I could write a book, and that’s what you need here. Your first questions create meanings for individual cards, meanings that are embedded. If all you ask about is love and money, all your meanings apply to those things and don’t function well when you ask general questions.
At this point in my Tarot development, a dozen books’ meanings were not useful. Neither was sitting in on 3 professionals’ readings, because they were not reading the cards, my perspective: They were listening to spirits, they said.
I determined that the way to get Tarot’s meanings was to ask questions I knew the answers to. I got that idea from ‘you can’t solve an unknown with an unknown’ from algebra. That was in 1980. I wrote those meanings on index cards and filed them.

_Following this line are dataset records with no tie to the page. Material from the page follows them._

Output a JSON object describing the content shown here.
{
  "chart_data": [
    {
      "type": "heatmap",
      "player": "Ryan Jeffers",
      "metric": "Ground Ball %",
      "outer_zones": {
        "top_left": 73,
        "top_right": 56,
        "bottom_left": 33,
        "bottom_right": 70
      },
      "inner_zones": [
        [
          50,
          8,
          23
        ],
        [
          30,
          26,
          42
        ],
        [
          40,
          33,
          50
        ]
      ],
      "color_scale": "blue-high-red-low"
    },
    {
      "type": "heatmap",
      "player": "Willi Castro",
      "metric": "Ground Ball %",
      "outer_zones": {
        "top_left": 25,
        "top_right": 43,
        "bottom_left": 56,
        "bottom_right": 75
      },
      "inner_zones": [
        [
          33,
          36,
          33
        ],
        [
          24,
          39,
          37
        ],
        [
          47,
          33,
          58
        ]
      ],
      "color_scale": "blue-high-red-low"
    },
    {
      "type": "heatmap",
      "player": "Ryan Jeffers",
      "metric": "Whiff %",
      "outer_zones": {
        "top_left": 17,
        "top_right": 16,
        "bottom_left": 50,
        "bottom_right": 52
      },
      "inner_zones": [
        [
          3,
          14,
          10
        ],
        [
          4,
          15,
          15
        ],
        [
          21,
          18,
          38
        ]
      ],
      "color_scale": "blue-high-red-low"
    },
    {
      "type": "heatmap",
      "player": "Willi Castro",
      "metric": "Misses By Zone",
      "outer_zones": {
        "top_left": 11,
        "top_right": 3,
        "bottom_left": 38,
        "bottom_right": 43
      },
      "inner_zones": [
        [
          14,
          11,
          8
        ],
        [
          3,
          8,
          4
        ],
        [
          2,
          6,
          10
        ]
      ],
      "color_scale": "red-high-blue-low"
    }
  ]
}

I still do that.
Those index cards are Two-card Combinations now.
I would say that since I went through this process, the shortest way for you to learn Tarot is to subscribe to Tarot Easy Pieces, and to ‘Membership,’ which is Two-card Combinations, because everyone reports this system works better than others they are exposed to. Also ask Tarot questions you know the answers to, and start your own private data bank by filing the combinations you find in such a way you can retrieve them. I used index cards, and I still think this is the most useful.
Beginning Tarot corresponds to the newly fertilized egg: Initial events create a cascade of development that brings about things we are unaware of, things we don’t undo, so it’s a vitally important stage. Right when we don’t know a thing.
Your first questions are assigning meanings not only to each card but to combinations of them.